Alec Jeffreys is the Royal Society Wolfson Research Professor at the University of Leicester. He was first introduced to science at the tender age of 8, when his father presented him with a chemistry set and microscope. Having survived a series of youthful and hazardous experiments, he went on to study Biochemistry and Genetics at the University of Oxford. Following two years of postdoctoral research at the University of Amsterdam with Dick Flavell FRS, he joined the Department of Genetics at Leicester in 1977.
Sir Alec is best known for his development of genetic fingerprinting in 1984 and his subsequent demonstration that it could provide a completely new and very powerful approach to biological identification. Within months, he had successfully resolved his first immigration dispute, and rapidly went on to show that the technology could also be applied to paternity cases and to the world's first murder case investigated using DNA. He also showed that genetic fingerprinting could be applied to non-human species, with major implications for ecology and conservation biology.

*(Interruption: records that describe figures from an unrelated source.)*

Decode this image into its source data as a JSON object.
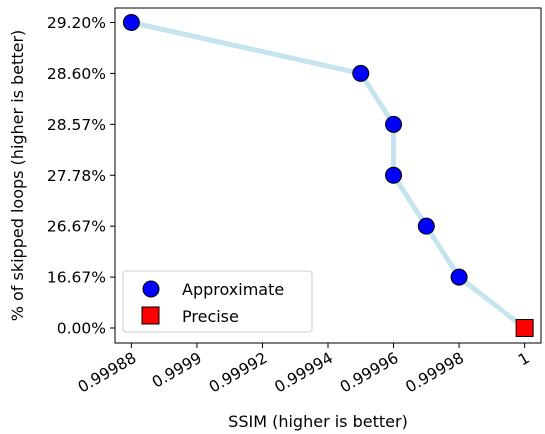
{
  "chart_data": {
    "type": "scatter",
    "xlabel": "SSIM (higher is better)",
    "ylabel": "% of skipped loops (higher is better)",
    "x_ticks": [
      "0.99988",
      "0.9999",
      "0.99992",
      "0.99994",
      "0.99996",
      "0.99998",
      "1"
    ],
    "x_tick_values": [
      0.99988,
      0.9999,
      0.99992,
      0.99994,
      0.99996,
      0.99998,
      1.0
    ],
    "y_ticks": [
      "0.00%",
      "16.67%",
      "26.67%",
      "27.78%",
      "28.57%",
      "28.60%",
      "29.20%"
    ],
    "xlim": [
      0.999875,
      1.000005
    ],
    "grid": false,
    "legend_position": "lower-left",
    "line_color": "#add8e6",
    "series": [
      {
        "name": "Approximate",
        "marker": "circle",
        "color": "#0000ff",
        "points": [
          {
            "x": 0.99988,
            "y": "29.20%"
          },
          {
            "x": 0.99995,
            "y": "28.60%"
          },
          {
            "x": 0.99996,
            "y": "28.57%"
          },
          {
            "x": 0.99996,
            "y": "27.78%"
          },
          {
            "x": 0.99997,
            "y": "26.67%"
          },
          {
            "x": 0.99998,
            "y": "16.67%"
          }
        ]
      },
      {
        "name": "Precise",
        "marker": "square",
        "color": "#ff0000",
        "points": [
          {
            "x": 1.0,
            "y": "0.00%"
          }
        ]
      }
    ]
  }
}
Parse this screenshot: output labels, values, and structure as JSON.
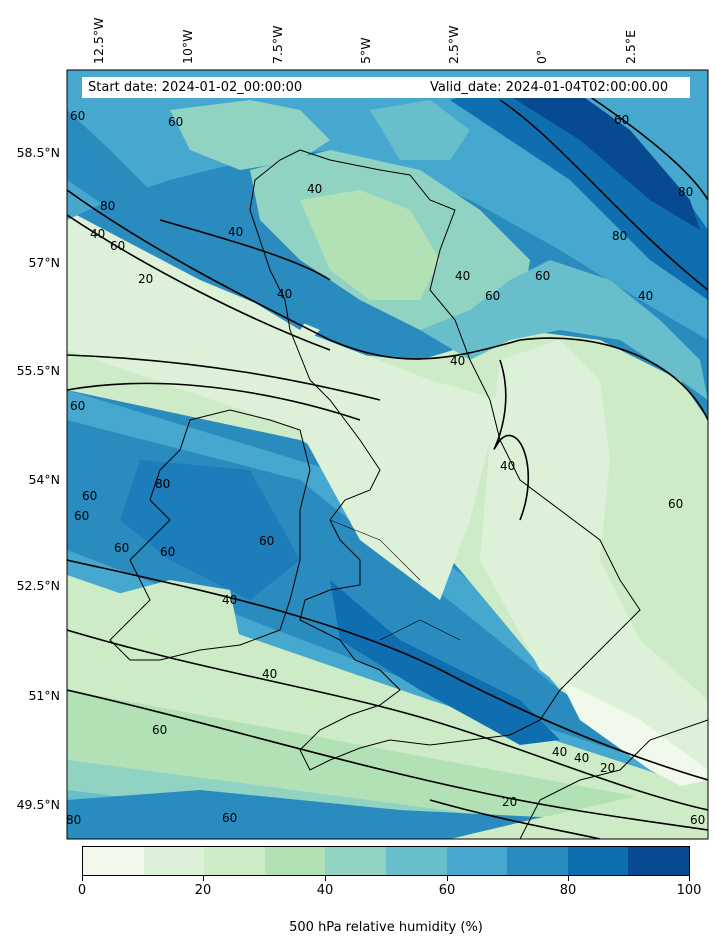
{
  "header": {
    "start_date": "Start date: 2024-01-02_00:00:00",
    "valid_date": "Valid_date: 2024-01-04T02:00:00.00"
  },
  "axes": {
    "lon_labels": [
      "12.5°W",
      "10°W",
      "7.5°W",
      "5°W",
      "2.5°W",
      "0°",
      "2.5°E"
    ],
    "lat_labels": [
      "58.5°N",
      "57°N",
      "55.5°N",
      "54°N",
      "52.5°N",
      "51°N",
      "49.5°N"
    ]
  },
  "contour_labels": [
    "60",
    "80",
    "40",
    "60",
    "20",
    "40",
    "60",
    "40",
    "40",
    "40",
    "60",
    "60",
    "40",
    "60",
    "80",
    "80",
    "40",
    "60",
    "60",
    "80",
    "60",
    "60",
    "60",
    "60",
    "60",
    "40",
    "40",
    "40",
    "60",
    "40",
    "40",
    "20",
    "20",
    "60",
    "80",
    "60"
  ],
  "colorbar": {
    "ticks": [
      "0",
      "20",
      "40",
      "60",
      "80",
      "100"
    ],
    "label": "500 hPa relative humidity (%)",
    "colors": [
      "#f0f9ec",
      "#ddf1d9",
      "#cdebc6",
      "#b2e1b6",
      "#90d3c3",
      "#68bfcb",
      "#46a8cf",
      "#2a8bbe",
      "#0f6eb0",
      "#084a90"
    ]
  }
}
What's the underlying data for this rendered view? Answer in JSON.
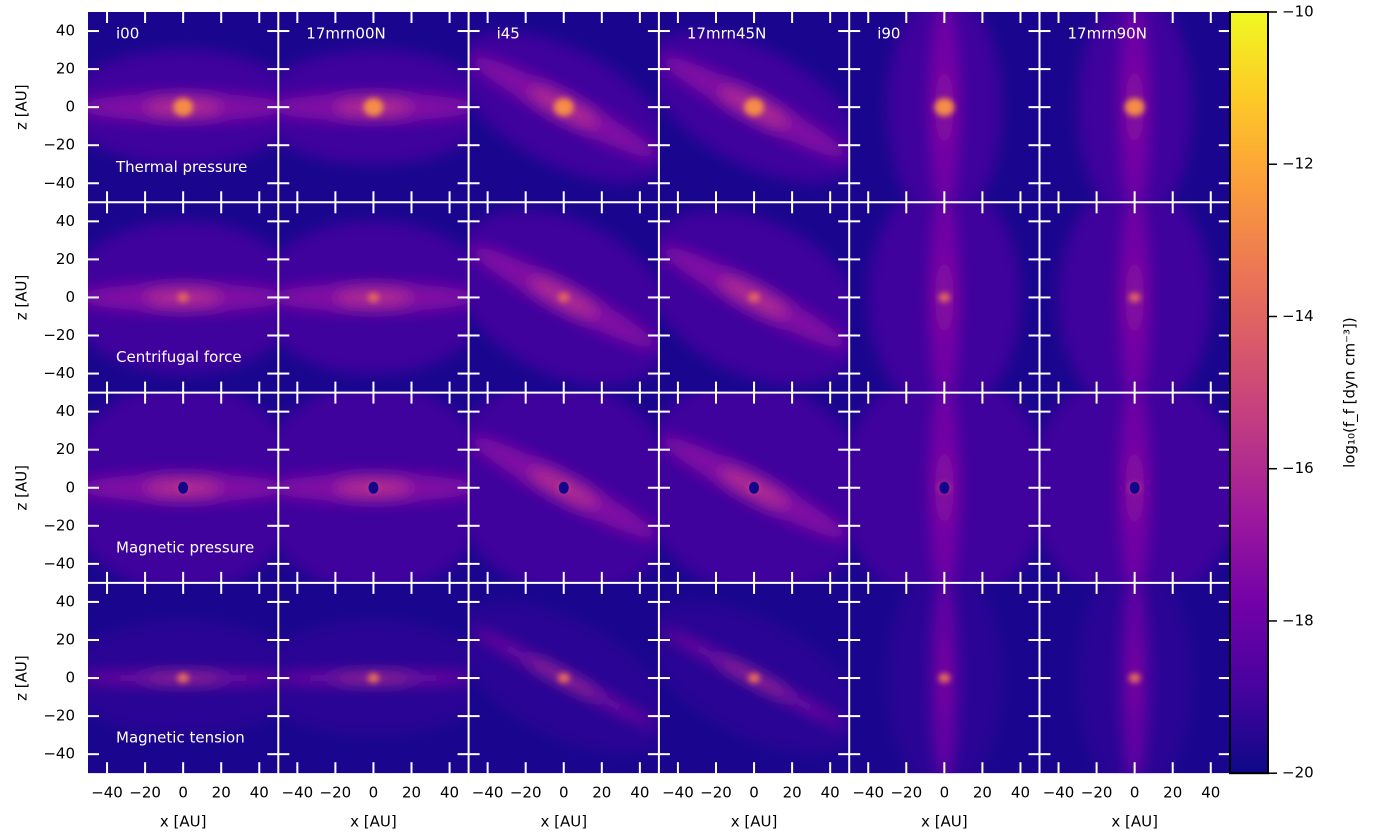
{
  "chart_data": {
    "type": "heatmap",
    "columns": [
      "i00",
      "17mrn00N",
      "i45",
      "17mrn45N",
      "i90",
      "17mrn90N"
    ],
    "rows": [
      "Thermal pressure",
      "Centrifugal force",
      "Magnetic pressure",
      "Magnetic tension"
    ],
    "xlabel": "x [AU]",
    "ylabel": "z [AU]",
    "xlim": [
      -50,
      50
    ],
    "ylim": [
      -50,
      50
    ],
    "xticks": [
      {
        "value": -40,
        "label": "−40"
      },
      {
        "value": -20,
        "label": "−20"
      },
      0,
      20,
      40
    ],
    "yticks": [
      {
        "value": -40,
        "label": "−40"
      },
      {
        "value": -20,
        "label": "−20"
      },
      0,
      20,
      40
    ],
    "colorbar": {
      "label": "log₁₀(f_f [dyn cm⁻³])",
      "lim": [
        -20,
        -10
      ],
      "colormap": "plasma",
      "ticks": [
        {
          "value": -20,
          "label": "−20"
        },
        {
          "value": -18,
          "label": "−18"
        },
        {
          "value": -16,
          "label": "−16"
        },
        {
          "value": -14,
          "label": "−14"
        },
        {
          "value": -12,
          "label": "−12"
        },
        {
          "value": -10,
          "label": "−10"
        }
      ]
    }
  }
}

In addition to genetic fingerprinting, Sir Alec also continues an active research programme into human genome organisation and variability that now spans 25 years. He was one of the first to develop methods for detecting human genes, and used this to provide one of the first examples of split genes. In 1979, he showed how inherited variation in humans could be detected directly in DNA, work that led to the development of genetic fingerprinting. More recently, his work has focused on understanding patterns of DNA diversity in humans, and in particular on developing new methods for detecting heritable changes in human DNA, occurring by mutation or recombination, to see how genome instability drives genome variation. This work is revealing major new insights into heritable instability in the human genome, and is providing new approaches to detecting environmental factors, for example ionising radiation, that can influence heritable changes in DNA. Sir Alec remains an active experimentalist and very much a "hands-on" scientist.
Sir Alec has received many awards and distinctions for his work, including a Knighthood for Services to Genetics, a Fellowship of the Royal Society, the Albert Einstein World of Science Award for 1996 and the Australia Prize. He has also received recognition outside the scientific community, being voted "Midlander of the Year" for 1989 and being made an Honorary Freeman of the City of Leicester in 1993.